New Orleans The election contest is now set. Nikki Haley dropped like a rock with Trump ascendant. The Biden campaign has sent the word out to the Democrats that if they are looking for another candidate, “they need to get over it.” Behind the headlines while the quarterbacks’ posture and preen, the battle in the trenches is going to be about who has access and actually gets to vote. We should just get used to it. There is going to be a drumbeat of stories that emerge on the behind the scenes fights that may decide this election every bit as much as the candidates and their campaigns. Some of the latest fights to poke their heads up above the headlines are from Arizona, of course and even Arkansas.

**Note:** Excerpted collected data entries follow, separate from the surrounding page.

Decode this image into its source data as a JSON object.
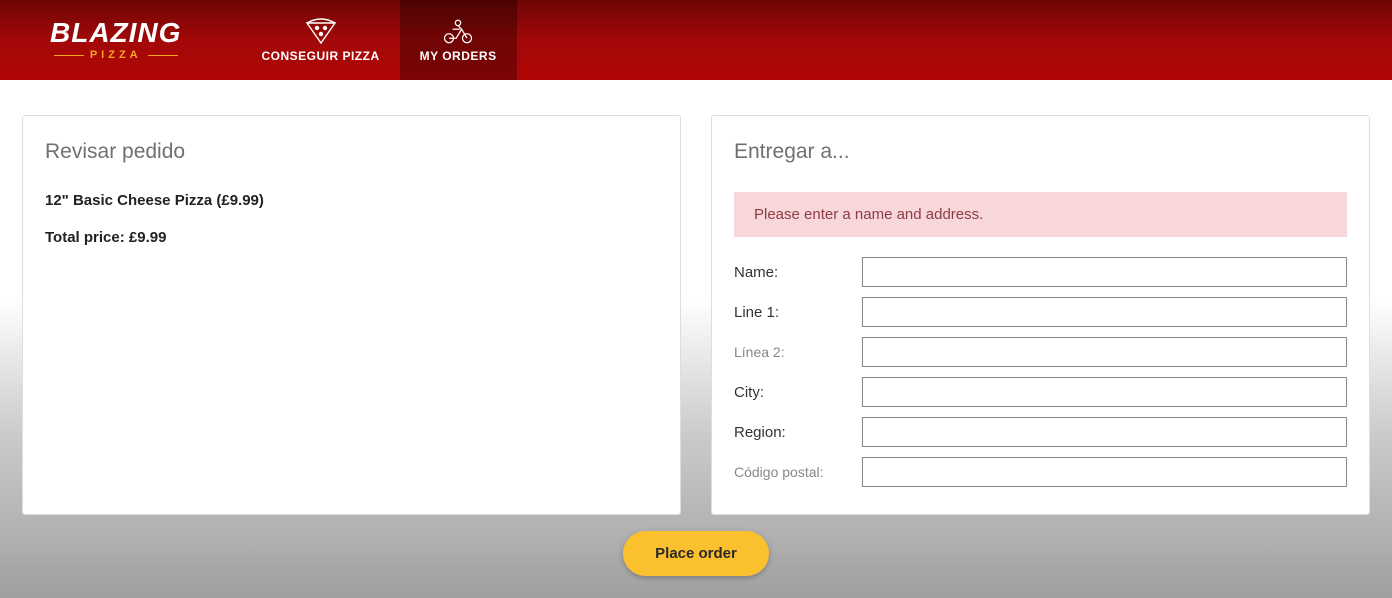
{
  "logo": {
    "top": "BLAZING",
    "bottom": "PIZZA"
  },
  "nav": {
    "get_pizza": "CONSEGUIR PIZZA",
    "my_orders": "MY ORDERS"
  },
  "review": {
    "title": "Revisar pedido",
    "item": "12\" Basic Cheese Pizza (£9.99)",
    "total_label": "Total price:",
    "total_value": "£9.99"
  },
  "deliver": {
    "title": "Entregar a...",
    "alert": "Please enter a name and address.",
    "labels": {
      "name": "Name:",
      "line1": "Line 1:",
      "line2": "Línea 2:",
      "city": "City:",
      "region": "Region:",
      "postal": "Código postal:"
    },
    "values": {
      "name": "",
      "line1": "",
      "line2": "",
      "city": "",
      "region": "",
      "postal": ""
    }
  },
  "place_order": "Place order"
}
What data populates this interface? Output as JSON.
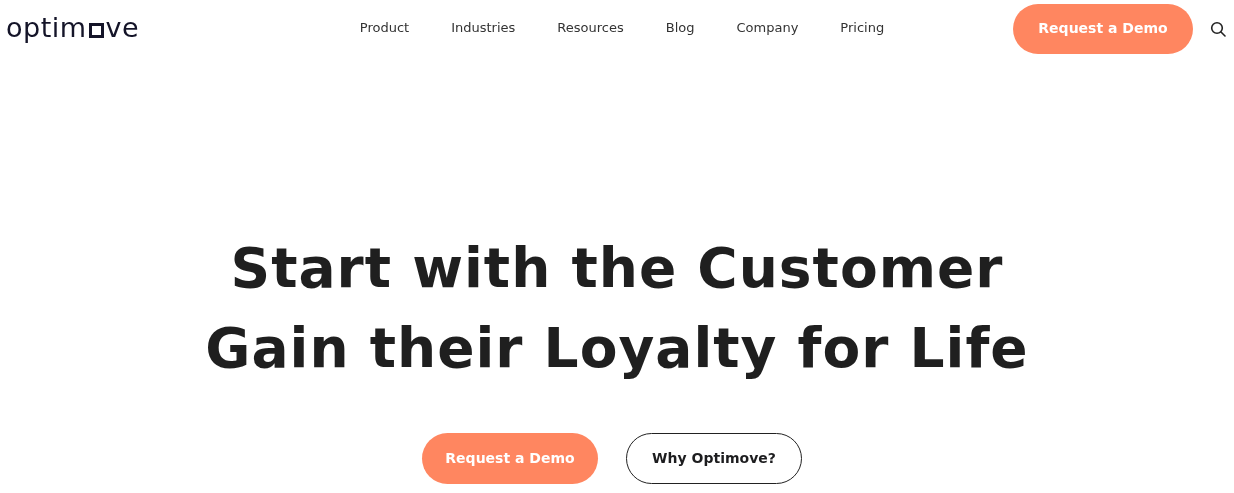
{
  "logo": {
    "parts": [
      "optim",
      "ve"
    ]
  },
  "nav": [
    {
      "label": "Product"
    },
    {
      "label": "Industries"
    },
    {
      "label": "Resources"
    },
    {
      "label": "Blog"
    },
    {
      "label": "Company"
    },
    {
      "label": "Pricing"
    }
  ],
  "header_button": "Request a Demo",
  "hero": {
    "lines": [
      "Start with the Customer",
      "Gain their Loyalty for Life"
    ],
    "buttons": [
      {
        "label": "Request a Demo",
        "kind": "primary"
      },
      {
        "label": "Why Optimove?",
        "kind": "outline"
      }
    ]
  }
}
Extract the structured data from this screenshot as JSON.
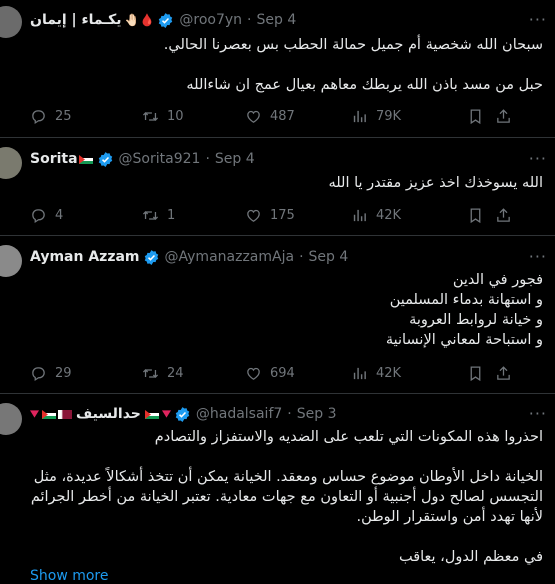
{
  "tweets": [
    {
      "display_name": "يكـماء | إيمان",
      "name_emoji": "🤚🏻🩸",
      "handle": "@roo7yn",
      "sep": "·",
      "date": "Sep 4",
      "verified": true,
      "lines": [
        "سبحان الله شخصية أم جميل حمالة الحطب بس بعصرنا الحالي.",
        "",
        "حبل من مسد باذن الله يربطك معاهم بعيال عمج ان شاءالله"
      ],
      "replies": "25",
      "retweets": "10",
      "likes": "487",
      "views": "79K"
    },
    {
      "display_name": "Sorita",
      "name_emoji": "🇵🇸",
      "handle": "@Sorita921",
      "sep": "·",
      "date": "Sep 4",
      "verified": true,
      "lines": [
        "الله يسوخذك اخذ عزيز مقتدر يا الله"
      ],
      "replies": "4",
      "retweets": "1",
      "likes": "175",
      "views": "42K"
    },
    {
      "display_name": "Ayman Azzam",
      "handle": "@AymanazzamAja",
      "sep": "·",
      "date": "Sep 4",
      "verified": true,
      "lines": [
        "فجور في الدين",
        "و  استهانة بدماء المسلمين",
        "و خيانة لروابط العروبة",
        "و استباحة لمعاني الإنسانية"
      ],
      "replies": "29",
      "retweets": "24",
      "likes": "694",
      "views": "42K"
    },
    {
      "display_name": "حدالسيف",
      "handle": "@hadalsaif7",
      "sep": "·",
      "date": "Sep 3",
      "verified": true,
      "lines": [
        "احذروا هذه المكونات التي تلعب على الضديه والاستفزاز والتصادم",
        "",
        "الخيانة داخل الأوطان موضوع حساس ومعقد. الخيانة يمكن أن تتخذ أشكالاً عديدة، مثل",
        "التجسس لصالح دول أجنبية أو التعاون مع جهات معادية. تعتبر الخيانة من أخطر الجرائم",
        "لأنها تهدد أمن واستقرار الوطن.",
        "",
        "في معظم الدول، يعاقب"
      ],
      "show_more": "Show more"
    }
  ],
  "icons": {
    "reply": "reply-icon",
    "retweet": "retweet-icon",
    "like": "heart-icon",
    "views": "views-icon",
    "bookmark": "bookmark-icon",
    "share": "share-icon",
    "more": "more-icon",
    "verified": "verified-badge-icon"
  },
  "colors": {
    "background": "#000000",
    "text": "#e7e9ea",
    "muted": "#71767b",
    "link": "#1d9bf0",
    "verified": "#1d9bf0",
    "divider": "#2f3336"
  }
}
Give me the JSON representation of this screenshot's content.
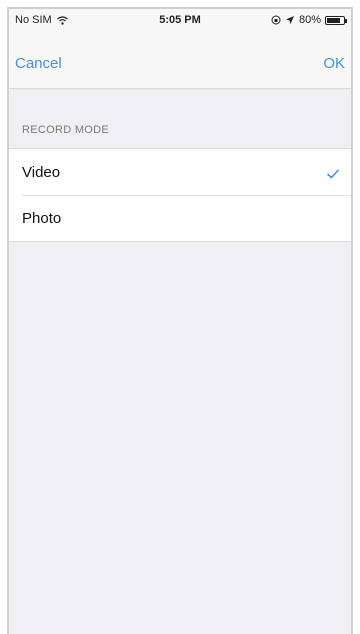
{
  "status_bar": {
    "carrier": "No SIM",
    "time": "5:05 PM",
    "battery": "80%",
    "battery_level": 0.8
  },
  "nav": {
    "cancel_label": "Cancel",
    "ok_label": "OK"
  },
  "record_mode": {
    "header": "RECORD MODE",
    "options": [
      {
        "label": "Video",
        "selected": true
      },
      {
        "label": "Photo",
        "selected": false
      }
    ]
  },
  "colors": {
    "accent": "#4a8fd6",
    "background": "#efeff4"
  },
  "icons": {
    "wifi": "wifi-icon",
    "location": "location-arrow-icon",
    "lock_rotation": "orientation-lock-icon",
    "battery": "battery-icon",
    "check": "checkmark-icon"
  }
}
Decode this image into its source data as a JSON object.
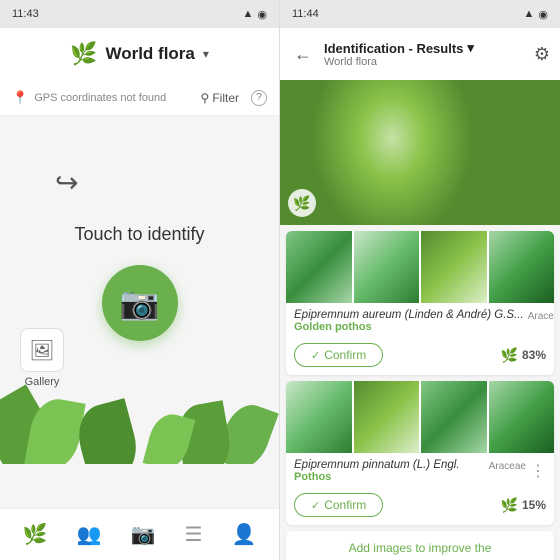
{
  "left": {
    "statusBar": {
      "time": "11:43",
      "icons": "▲ ◉"
    },
    "header": {
      "logo": "🌿",
      "title": "World flora",
      "chevron": "▾"
    },
    "filterBar": {
      "gpsText": "GPS coordinates not found",
      "filterLabel": "Filter",
      "helpTitle": "?"
    },
    "identify": {
      "touchLabel": "Touch to identify"
    },
    "gallery": {
      "label": "Gallery"
    },
    "bottomNav": [
      {
        "icon": "🌿",
        "label": "Flora",
        "active": false
      },
      {
        "icon": "👥",
        "label": "Community",
        "active": false
      },
      {
        "icon": "📷",
        "label": "Camera",
        "active": true
      },
      {
        "icon": "☰",
        "label": "List",
        "active": false
      },
      {
        "icon": "👤",
        "label": "Profile",
        "active": false
      }
    ]
  },
  "right": {
    "statusBar": {
      "time": "11:44",
      "icons": "▲ ◉"
    },
    "header": {
      "backIcon": "←",
      "title": "Identification - Results",
      "chevron": "▾",
      "subtitle": "World flora",
      "filterIcon": "⚲"
    },
    "results": [
      {
        "speciesName": "Epipremnum aureum (Linden & André) G.S...",
        "commonName": "Golden pothos",
        "family": "Araceae",
        "confirmLabel": "Confirm",
        "confidence": "83%"
      },
      {
        "speciesName": "Epipremnum pinnatum (L.) Engl.",
        "commonName": "Pothos",
        "family": "Araceae",
        "confirmLabel": "Confirm",
        "confidence": "15%"
      }
    ],
    "addImagesLabel": "Add images to improve the"
  }
}
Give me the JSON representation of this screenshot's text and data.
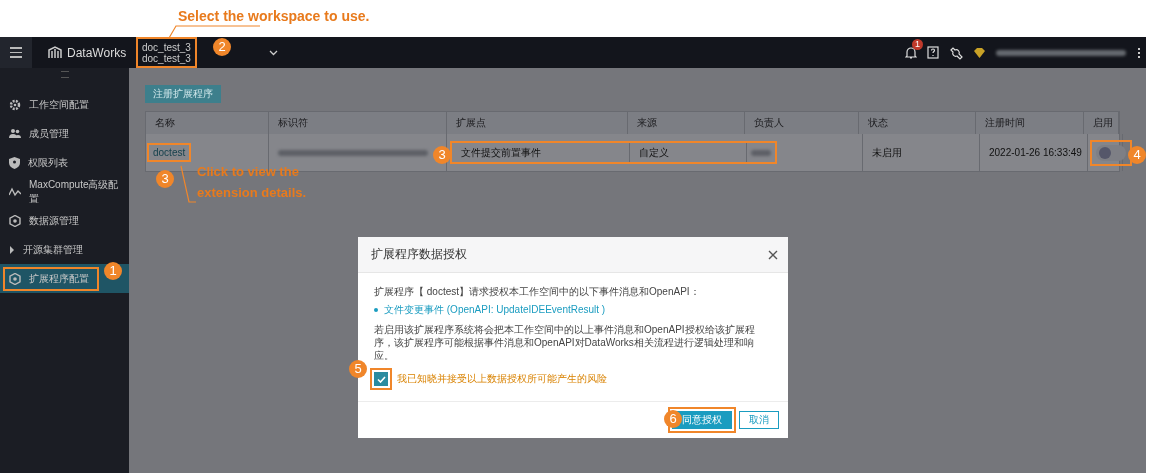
{
  "annotations": {
    "top_note": "Select the workspace to use.",
    "link_note": [
      "Click to view the",
      "extension details."
    ],
    "markers": [
      "1",
      "2",
      "3",
      "3",
      "4",
      "5",
      "6"
    ]
  },
  "topbar": {
    "brand": "DataWorks",
    "workspace": {
      "display_name": "doc_test_3",
      "name": "doc_test_3"
    },
    "notification_badge": "1"
  },
  "sidebar": {
    "items": [
      {
        "label": "工作空间配置",
        "kind": "link",
        "selected": false
      },
      {
        "label": "成员管理",
        "kind": "link",
        "selected": false
      },
      {
        "label": "权限列表",
        "kind": "link",
        "selected": false
      },
      {
        "label": "MaxCompute高级配置",
        "kind": "link",
        "selected": false
      },
      {
        "label": "数据源管理",
        "kind": "link",
        "selected": false
      },
      {
        "label": "开源集群管理",
        "kind": "group",
        "selected": false
      },
      {
        "label": "扩展程序配置",
        "kind": "link",
        "selected": true
      }
    ]
  },
  "content": {
    "register_button": "注册扩展程序",
    "table": {
      "columns": [
        "名称",
        "标识符",
        "扩展点",
        "来源",
        "负责人",
        "状态",
        "注册时间",
        "启用"
      ],
      "rows": [
        {
          "name": "doctest",
          "extension_point": "文件提交前置事件",
          "source": "自定义",
          "status": "未启用",
          "registered_at": "2022-01-26 16:33:49",
          "enabled": false
        }
      ]
    }
  },
  "dialog": {
    "title": "扩展程序数据授权",
    "intro": "扩展程序【 doctest】请求授权本工作空间中的以下事件消息和OpenAPI：",
    "events": [
      "文件变更事件 (OpenAPI: UpdateIDEEventResult )"
    ],
    "description": "若启用该扩展程序系统将会把本工作空间中的以上事件消息和OpenAPI授权给该扩展程序，该扩展程序可能根据事件消息和OpenAPI对DataWorks相关流程进行逻辑处理和响应。",
    "consent": {
      "label": "我已知晓并接受以上数据授权所可能产生的风险",
      "checked": true
    },
    "buttons": [
      {
        "label": "同意授权",
        "kind": "primary"
      },
      {
        "label": "取消",
        "kind": "secondary"
      }
    ]
  }
}
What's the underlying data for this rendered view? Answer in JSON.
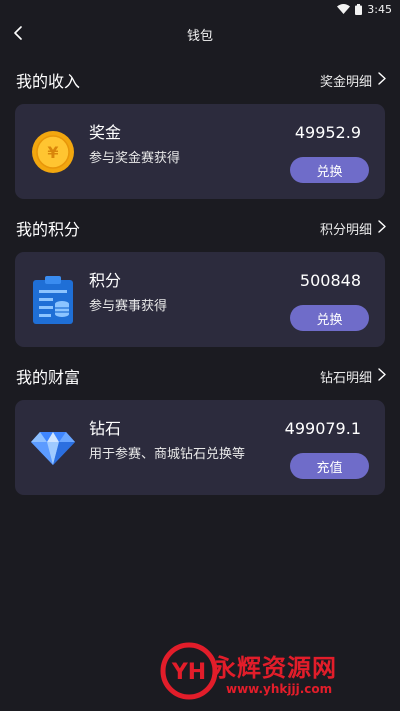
{
  "status_bar": {
    "time": "3:45"
  },
  "nav": {
    "title": "钱包"
  },
  "sections": [
    {
      "title": "我的收入",
      "detail_link": "奖金明细",
      "card": {
        "name": "奖金",
        "description": "参与奖金赛获得",
        "value": "49952.9",
        "button": "兑换",
        "icon": "gold-coin-icon"
      }
    },
    {
      "title": "我的积分",
      "detail_link": "积分明细",
      "card": {
        "name": "积分",
        "description": "参与赛事获得",
        "value": "500848",
        "button": "兑换",
        "icon": "points-clipboard-icon"
      }
    },
    {
      "title": "我的财富",
      "detail_link": "钻石明细",
      "card": {
        "name": "钻石",
        "description": "用于参赛、商城钻石兑换等",
        "value": "499079.1",
        "button": "充值",
        "icon": "diamond-icon"
      }
    }
  ],
  "watermark": {
    "text": "永辉资源网",
    "url": "www.yhkjjj.com",
    "logo_text": "YH"
  },
  "colors": {
    "background": "#1b1b21",
    "card": "#2c2b3d",
    "button": "#6f6cc9",
    "watermark": "#e21d2a"
  }
}
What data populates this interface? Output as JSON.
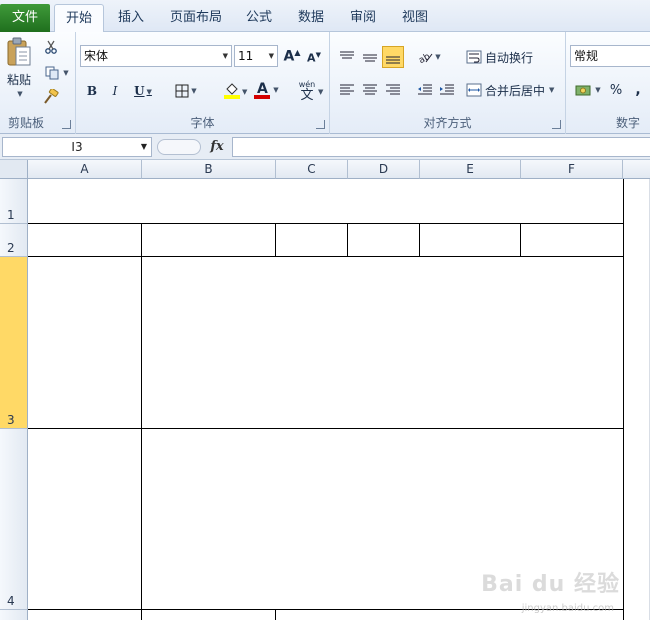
{
  "tabs": {
    "file": "文件",
    "items": [
      "开始",
      "插入",
      "页面布局",
      "公式",
      "数据",
      "审阅",
      "视图"
    ],
    "active_index": 0
  },
  "ribbon": {
    "clipboard": {
      "label": "剪贴板",
      "paste": "粘贴"
    },
    "font": {
      "label": "字体",
      "font_name": "宋体",
      "font_size": "11",
      "phonetic": "wén"
    },
    "alignment": {
      "label": "对齐方式",
      "wrap_text": "自动换行",
      "merge_center": "合并后居中"
    },
    "number": {
      "label": "数字",
      "format": "常规",
      "percent": "%",
      "comma": ","
    }
  },
  "formula_bar": {
    "name_box": "I3",
    "fx": "fx",
    "formula": ""
  },
  "sheet": {
    "columns": [
      "A",
      "B",
      "C",
      "D",
      "E",
      "F"
    ],
    "rows": [
      "1",
      "2",
      "3",
      "4"
    ],
    "selected_row": "3"
  },
  "colors": {
    "file_tab": "#2a7d27",
    "selected_row_header": "#ffd966",
    "font_color_bar": "#d40000",
    "fill_color_bar": "#ffff00"
  },
  "watermark": {
    "brand": "Bai du 经验",
    "url": "jingyan.baidu.com"
  }
}
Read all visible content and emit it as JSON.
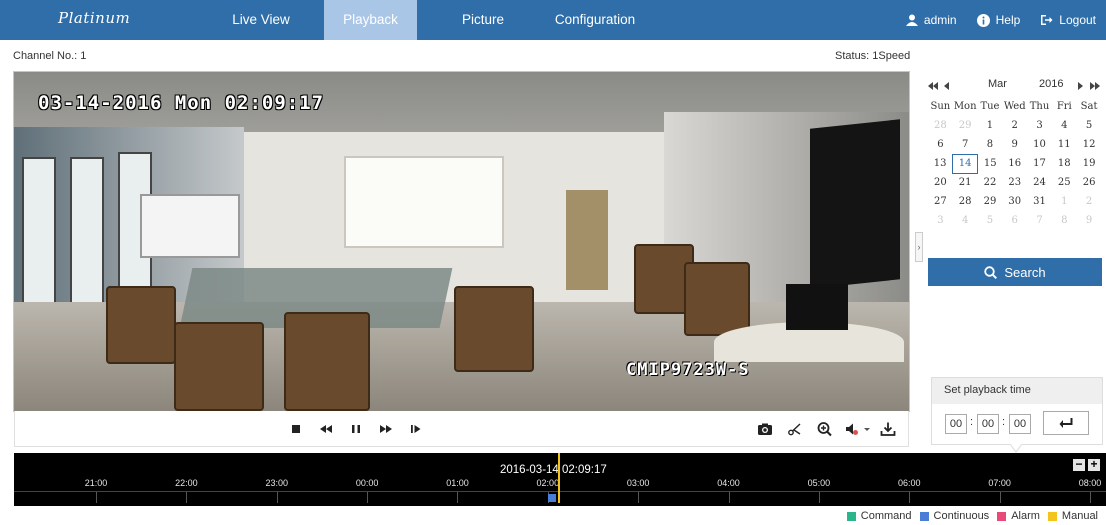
{
  "brand": {
    "logo_text": "Platinum"
  },
  "nav": {
    "tabs": [
      {
        "label": "Live View"
      },
      {
        "label": "Playback"
      },
      {
        "label": "Picture"
      },
      {
        "label": "Configuration"
      }
    ],
    "active": "Playback",
    "user": "admin",
    "help": "Help",
    "logout": "Logout",
    "icons": {
      "user": "user-icon",
      "help": "info-icon",
      "logout": "logout-icon"
    }
  },
  "status_row": {
    "channel": "Channel No.: 1",
    "status": "Status: 1Speed"
  },
  "video": {
    "osd_timestamp": "03-14-2016 Mon 02:09:17",
    "osd_camera": "CMIP9723W-S"
  },
  "controls": {
    "left_icons": [
      "stop-icon",
      "rewind-icon",
      "pause-icon",
      "fast-forward-icon",
      "single-frame-icon"
    ],
    "right_icons": [
      "capture-icon",
      "clip-icon",
      "digital-zoom-icon",
      "volume-icon",
      "download-icon"
    ]
  },
  "calendar": {
    "month": "Mar",
    "year": "2016",
    "weekdays": [
      "Sun",
      "Mon",
      "Tue",
      "Wed",
      "Thu",
      "Fri",
      "Sat"
    ],
    "weeks": [
      [
        "28",
        "29",
        "1",
        "2",
        "3",
        "4",
        "5"
      ],
      [
        "6",
        "7",
        "8",
        "9",
        "10",
        "11",
        "12"
      ],
      [
        "13",
        "14",
        "15",
        "16",
        "17",
        "18",
        "19"
      ],
      [
        "20",
        "21",
        "22",
        "23",
        "24",
        "25",
        "26"
      ],
      [
        "27",
        "28",
        "29",
        "30",
        "31",
        "1",
        "2"
      ],
      [
        "3",
        "4",
        "5",
        "6",
        "7",
        "8",
        "9"
      ]
    ],
    "selected_day": "14",
    "search_label": "Search"
  },
  "playback_time": {
    "title": "Set playback time",
    "hours": "00",
    "minutes": "00",
    "seconds": "00"
  },
  "timeline": {
    "current": "2016-03-14 02:09:17",
    "labels": [
      "21:00",
      "22:00",
      "23:00",
      "00:00",
      "01:00",
      "02:00",
      "03:00",
      "04:00",
      "05:00",
      "06:00",
      "07:00",
      "08:00"
    ]
  },
  "legend": [
    {
      "label": "Command",
      "color": "#2bb58a"
    },
    {
      "label": "Continuous",
      "color": "#4a7ed6"
    },
    {
      "label": "Alarm",
      "color": "#e84a7a"
    },
    {
      "label": "Manual",
      "color": "#f2c41c"
    }
  ],
  "colors": {
    "nav_bg": "#2f6ea8",
    "active_tab": "#aac6e6",
    "accent": "#2f6ea8"
  }
}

In Arizona a federal judge issued a two-handed decision as she reviewed the 2022 voting laws passed by the Republican legislature there and signed by the then Republican governor. Critically, she dismissed a number of efforts to discriminate against voters, even while claiming the laws were not meant to discriminate. She held that proof of citizenship claims was valid, forecasting that we will hear a lot more of this. At the same time, importantly, she blocked the efforts to force local election officials to do monthly purges, especially since they rested on suspicions that someone might be foreign, based on their names or appearances, or their home addresses. Earlier, the courts had dismissed the part of the law that would have disallowed voters in federal elections to register based on their certification of eligibility, as opposed to more burdensome proofs. There are 20,000 “federal” voters in Arizona under these requirements. She upheld the challenges inherent in the Arizona laws that violated the Voting Rights Act or the National Voter Registration Act. All sides claimed a “win” from this two-handed decision, and, face it, it could have been worse, right?
The judge upheld the requirements that local Arizona officials do their own investigations for purges by double and cross-checking with other official, government databases. This is somewhat ironic since Arizona and so many other states have run from nonpartisan databases that verify purges more responsibility. One hesitates to even imagine what some local officials in the Arizona version of Timbuktu out in the dry lands might come up with as a justification for some of these MAGA Trust-the-Vote databases.
And, then I open email to get a notice from Get Loud Arkansas about the Arkansas Attorney General’s efforts to stop all electronic voter registration and bully local election officials to toe his line.
We’re going to see these challenges crop up everywhere like bad weeds. Our work is cut out for us.